Die meisten Ökonomen sind daher der Ansicht, dass sich Bitcoin im wirtschaftlichen Sinne als Zahlungsmittel eignet. Wir zeigen Dir nun die rechtlichen Rahmenbedingungen im Zahlungsverkehr auf.
Bitcoin als Geld im rechtlichen Sinne
Im rechtlichen Sinne gelten Kryptowährungen weder als Geld, noch als körperliche Sachen im Sinne von Art. 641 ff. Zivilgesetzbuch. Die herrschende Lehre ist der Ansicht, dass Kryptowährungen nicht in ein bestehendes Konstrukt eingereiht werden können. Die meisten Experten vertreten die Meinung, dass es sich um eine Art Wertdaten handelt. Dennoch können bestimmte Gesetzesartikel für Kryptowährungen zur Anwendung geraten. Im Folgenden zeigen wir Dir ein paar davon.
Zulässige Zahlungsmittel gemäss OR
Nach Art. 84 Abs. 1 Obligationenrecht (OR) sind Geldschulden in der Schweiz grundsätzlich in gesetzlicher Währung zu zahlen, d.h. in CHF. Lautet die Schuld auf eine Fremdwährung, kann dennoch in CHF bezahlt werden, sofern nicht effektiv die wortgetreue Zahlung in der Fremdwährung vereinbart wurde (Art. 84 Abs. 2 OR). Fremdwährungen aus Schweizer Sicht sind Zahlungsmittel, die nicht in der Schweiz, aber in einem anderen Land ein gesetzliches Zahlungsmittel sind. Da aber Bitcoin in keinem Land der Welt ein gesetzliches Zahlungsmittel ist, handelt es sich rechtlich nicht um eine Fremdwährung.
Wenn nun eine Forderung auf Bitcoins lautet, so ist der Schuldner nicht berechtigt, mit CHF zu bezahlen. Daher kann man sich eine Schuld in Bitcoins so vorstellen wie eine Schuld in anderen vertretbaren Sache, wie z.B. Schrauben. Wenn Du 10 Schrauben kaufst, darf der Verkäufer nur 10 Schrauben leisten, aber kein Geld in entsprechender Höhe.

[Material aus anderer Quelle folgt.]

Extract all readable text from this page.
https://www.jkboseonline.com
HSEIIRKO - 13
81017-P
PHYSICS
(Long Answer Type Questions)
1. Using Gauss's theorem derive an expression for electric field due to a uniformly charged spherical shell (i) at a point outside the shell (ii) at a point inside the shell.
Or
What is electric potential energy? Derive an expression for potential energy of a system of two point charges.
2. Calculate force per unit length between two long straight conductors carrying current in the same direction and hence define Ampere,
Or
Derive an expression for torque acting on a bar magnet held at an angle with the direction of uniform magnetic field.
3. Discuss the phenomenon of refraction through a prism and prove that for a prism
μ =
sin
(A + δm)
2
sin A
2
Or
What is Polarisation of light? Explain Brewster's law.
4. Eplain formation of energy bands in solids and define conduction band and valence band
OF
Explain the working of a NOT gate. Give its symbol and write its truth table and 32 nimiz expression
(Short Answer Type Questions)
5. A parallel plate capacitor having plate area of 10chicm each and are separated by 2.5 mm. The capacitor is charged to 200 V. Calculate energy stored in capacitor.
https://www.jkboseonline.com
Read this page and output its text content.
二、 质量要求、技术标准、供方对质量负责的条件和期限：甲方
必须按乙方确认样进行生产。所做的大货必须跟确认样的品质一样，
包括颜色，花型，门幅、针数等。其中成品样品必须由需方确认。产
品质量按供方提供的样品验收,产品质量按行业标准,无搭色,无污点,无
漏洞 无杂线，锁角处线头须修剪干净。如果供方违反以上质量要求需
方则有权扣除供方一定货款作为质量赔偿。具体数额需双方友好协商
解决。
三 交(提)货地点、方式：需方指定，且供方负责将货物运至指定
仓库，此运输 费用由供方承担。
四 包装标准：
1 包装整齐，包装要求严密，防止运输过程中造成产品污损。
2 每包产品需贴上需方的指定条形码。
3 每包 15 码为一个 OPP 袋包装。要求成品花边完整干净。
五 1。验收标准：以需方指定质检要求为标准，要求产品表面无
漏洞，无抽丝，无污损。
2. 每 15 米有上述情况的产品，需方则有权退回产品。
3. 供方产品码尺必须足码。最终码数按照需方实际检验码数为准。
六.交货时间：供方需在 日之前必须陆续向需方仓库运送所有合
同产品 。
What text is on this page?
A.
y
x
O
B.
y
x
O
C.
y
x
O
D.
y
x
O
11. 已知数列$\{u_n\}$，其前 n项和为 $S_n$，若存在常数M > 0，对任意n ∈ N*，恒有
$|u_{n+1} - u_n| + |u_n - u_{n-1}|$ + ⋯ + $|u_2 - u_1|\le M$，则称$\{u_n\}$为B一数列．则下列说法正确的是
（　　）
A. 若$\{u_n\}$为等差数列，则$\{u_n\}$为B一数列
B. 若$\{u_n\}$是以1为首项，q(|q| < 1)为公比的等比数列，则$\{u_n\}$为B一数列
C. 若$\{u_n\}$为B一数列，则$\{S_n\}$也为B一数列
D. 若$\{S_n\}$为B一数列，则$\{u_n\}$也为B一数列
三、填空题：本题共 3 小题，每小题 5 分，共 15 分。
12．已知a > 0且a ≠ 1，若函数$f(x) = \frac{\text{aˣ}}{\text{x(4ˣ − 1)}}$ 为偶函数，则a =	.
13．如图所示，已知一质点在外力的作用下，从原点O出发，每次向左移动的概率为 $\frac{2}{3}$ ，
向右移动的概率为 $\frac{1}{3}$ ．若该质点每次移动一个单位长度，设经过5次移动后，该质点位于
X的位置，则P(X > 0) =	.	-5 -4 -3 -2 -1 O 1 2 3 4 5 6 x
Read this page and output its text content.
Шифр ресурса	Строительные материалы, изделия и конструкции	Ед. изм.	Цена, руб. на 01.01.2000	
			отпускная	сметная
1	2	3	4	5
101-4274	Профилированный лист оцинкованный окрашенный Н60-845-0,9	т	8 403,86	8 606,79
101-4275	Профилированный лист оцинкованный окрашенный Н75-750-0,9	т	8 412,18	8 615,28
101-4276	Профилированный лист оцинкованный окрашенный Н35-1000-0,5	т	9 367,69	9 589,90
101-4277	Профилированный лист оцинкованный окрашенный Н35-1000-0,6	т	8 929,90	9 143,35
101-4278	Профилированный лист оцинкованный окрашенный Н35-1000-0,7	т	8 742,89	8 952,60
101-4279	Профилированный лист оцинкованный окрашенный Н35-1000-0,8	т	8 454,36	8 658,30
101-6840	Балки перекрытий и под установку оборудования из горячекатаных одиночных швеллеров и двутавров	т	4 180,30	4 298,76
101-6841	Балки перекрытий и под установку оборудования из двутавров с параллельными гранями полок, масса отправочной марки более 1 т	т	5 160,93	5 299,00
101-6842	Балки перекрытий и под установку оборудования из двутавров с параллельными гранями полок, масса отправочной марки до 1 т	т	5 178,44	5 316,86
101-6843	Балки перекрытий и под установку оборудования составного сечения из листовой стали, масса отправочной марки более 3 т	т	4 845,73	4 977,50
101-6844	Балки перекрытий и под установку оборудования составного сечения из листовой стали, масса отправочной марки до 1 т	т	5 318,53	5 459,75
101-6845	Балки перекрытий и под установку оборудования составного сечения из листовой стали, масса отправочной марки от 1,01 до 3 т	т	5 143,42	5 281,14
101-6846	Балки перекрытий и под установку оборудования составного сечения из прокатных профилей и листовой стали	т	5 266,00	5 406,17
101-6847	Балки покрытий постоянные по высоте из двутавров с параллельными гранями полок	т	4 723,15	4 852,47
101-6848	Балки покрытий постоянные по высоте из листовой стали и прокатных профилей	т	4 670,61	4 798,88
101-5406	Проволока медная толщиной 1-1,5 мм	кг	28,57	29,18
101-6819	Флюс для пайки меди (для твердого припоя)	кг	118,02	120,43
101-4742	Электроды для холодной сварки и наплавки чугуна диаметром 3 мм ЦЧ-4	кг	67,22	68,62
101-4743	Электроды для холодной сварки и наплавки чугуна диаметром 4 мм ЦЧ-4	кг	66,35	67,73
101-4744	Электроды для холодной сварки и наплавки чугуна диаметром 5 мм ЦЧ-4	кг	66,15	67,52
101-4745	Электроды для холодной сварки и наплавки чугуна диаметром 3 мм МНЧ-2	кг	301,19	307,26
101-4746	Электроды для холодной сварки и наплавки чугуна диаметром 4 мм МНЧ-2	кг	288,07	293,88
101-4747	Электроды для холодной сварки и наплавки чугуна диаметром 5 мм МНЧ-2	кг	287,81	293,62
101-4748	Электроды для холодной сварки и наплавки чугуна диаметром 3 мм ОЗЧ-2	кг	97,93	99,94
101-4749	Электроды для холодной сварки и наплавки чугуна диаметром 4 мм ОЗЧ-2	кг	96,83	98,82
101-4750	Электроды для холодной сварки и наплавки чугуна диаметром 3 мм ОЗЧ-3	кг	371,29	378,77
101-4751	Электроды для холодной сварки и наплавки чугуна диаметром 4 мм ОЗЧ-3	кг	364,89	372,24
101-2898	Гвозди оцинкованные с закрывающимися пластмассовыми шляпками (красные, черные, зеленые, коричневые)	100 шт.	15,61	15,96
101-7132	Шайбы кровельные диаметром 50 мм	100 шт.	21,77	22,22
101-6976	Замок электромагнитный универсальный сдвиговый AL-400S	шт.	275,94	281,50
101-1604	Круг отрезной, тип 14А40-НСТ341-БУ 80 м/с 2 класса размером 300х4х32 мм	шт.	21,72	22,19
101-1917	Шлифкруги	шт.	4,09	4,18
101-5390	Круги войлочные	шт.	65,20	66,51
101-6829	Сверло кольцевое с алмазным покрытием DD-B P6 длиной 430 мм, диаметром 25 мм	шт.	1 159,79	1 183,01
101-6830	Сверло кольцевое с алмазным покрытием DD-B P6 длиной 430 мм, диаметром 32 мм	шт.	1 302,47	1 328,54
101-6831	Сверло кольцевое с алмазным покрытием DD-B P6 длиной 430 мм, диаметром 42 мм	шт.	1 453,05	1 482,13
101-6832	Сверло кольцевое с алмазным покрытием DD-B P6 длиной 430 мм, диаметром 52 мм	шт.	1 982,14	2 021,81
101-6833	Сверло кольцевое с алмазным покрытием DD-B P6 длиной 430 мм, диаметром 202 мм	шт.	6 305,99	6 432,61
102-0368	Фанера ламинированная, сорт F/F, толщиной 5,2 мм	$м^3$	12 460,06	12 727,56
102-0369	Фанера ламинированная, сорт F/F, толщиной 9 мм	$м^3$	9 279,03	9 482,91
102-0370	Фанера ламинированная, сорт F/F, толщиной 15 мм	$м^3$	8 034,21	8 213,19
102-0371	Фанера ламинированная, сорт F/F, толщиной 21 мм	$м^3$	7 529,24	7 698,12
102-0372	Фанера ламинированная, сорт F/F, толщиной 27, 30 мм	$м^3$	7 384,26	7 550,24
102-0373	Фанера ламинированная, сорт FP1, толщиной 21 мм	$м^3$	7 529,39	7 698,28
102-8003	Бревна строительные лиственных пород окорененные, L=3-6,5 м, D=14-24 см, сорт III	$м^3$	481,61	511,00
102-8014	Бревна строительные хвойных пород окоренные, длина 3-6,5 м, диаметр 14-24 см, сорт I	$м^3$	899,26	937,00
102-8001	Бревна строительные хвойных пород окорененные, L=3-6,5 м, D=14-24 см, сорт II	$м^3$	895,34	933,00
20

Der Gläubiger kann bei einer auf Geld lautenden Forderung den Schuldner ermächtigen, eine andere Währung oder gar einen anderen Vermögenswert zu leisten. Daher kann der Gläubiger auch Bitcoins anstelle von CHF akzeptieren. Dies ist möglich durch explizite Ermächtigung oder kann sich auch aus den Umständen ergeben. Erwähnt der Vertragspartner auf dem Briefkopf der Rechnung ein Bitcoin-Konto, darfst Du davon ausgehen, dass er Bitcoins als Zahlungsmittel akzeptiert.
Verrechnung
Geldforderungen oder andere Leistungen, die ihrem Gegenstand nach gleich sind, können nach Art. 120 Abs. 1 OR miteinander verrechnet werden. CHF können mit Fremdwährungen verrechnet werden. Da aber Bitcoin rechtlich gesehen kein Geld ist, kann eine CHF-Forderung nicht mit einer Bitcoinforderung verrechnet werden. Stehen Forderungen der gleichen Kryptowährung gegenüber, sind diese ihrem Gegenstand nach gleich und können somit verrechnet werden. Bitcoin kann mit Bitcoin verrechnet werden. Bitcoin kann aber nicht mit anderen Kryptowährungen wie z.B. Ether verrechnet werden, da sie nicht gleichartig sind.
CHF mit EUR: möglich
CHF mit Bitcoin: nicht möglich
Bitcoin mit Bitcoin: möglich
Bitcoin mit Ether: nicht möglich
Arbeitsrechtliche Lohnzahlungspflicht
Nach Art. 323b Abs. 1 OR ist der Lohn in CHF auszurichten, sofern nichts anderes vereinbart oder üblich ist. Ein sogenannter Naturallohn, d.h. ein nicht monetärer Lohn, kann zulässig sein. Eine Lohnzahlung in Bitcoins wäre ein Naturallohn. Ein reiner Naturallohn wäre aber nicht zulässig, wenn der Arbeitnehmer damit seinen Lebensunterhalt nicht bestreiten könnte. Bei einem Kurszerfall müsste der Arbeitnehmer gratis arbeiten. Dies wäre ein Verstoss gegen die Lohnzahlungspflicht und die arbeitgeberische Fürsorgepflicht. Eine Lohnzahlung in Bitcoins würde denn auch eine starke Schwankung bedeuten. Wenn der Arbeitnehmer über Monate hinweg durchschnittlich dennoch ein angemessenes Entgelt für seine Arbeit erzielt, wäre eine Lohnzahlung in Bitcoins unseres Erachtens zulässig. Um ein allfälliges Prozessrisiko zu vermeiden, ist dem Arbeitgeber jedenfalls davon abzuraten.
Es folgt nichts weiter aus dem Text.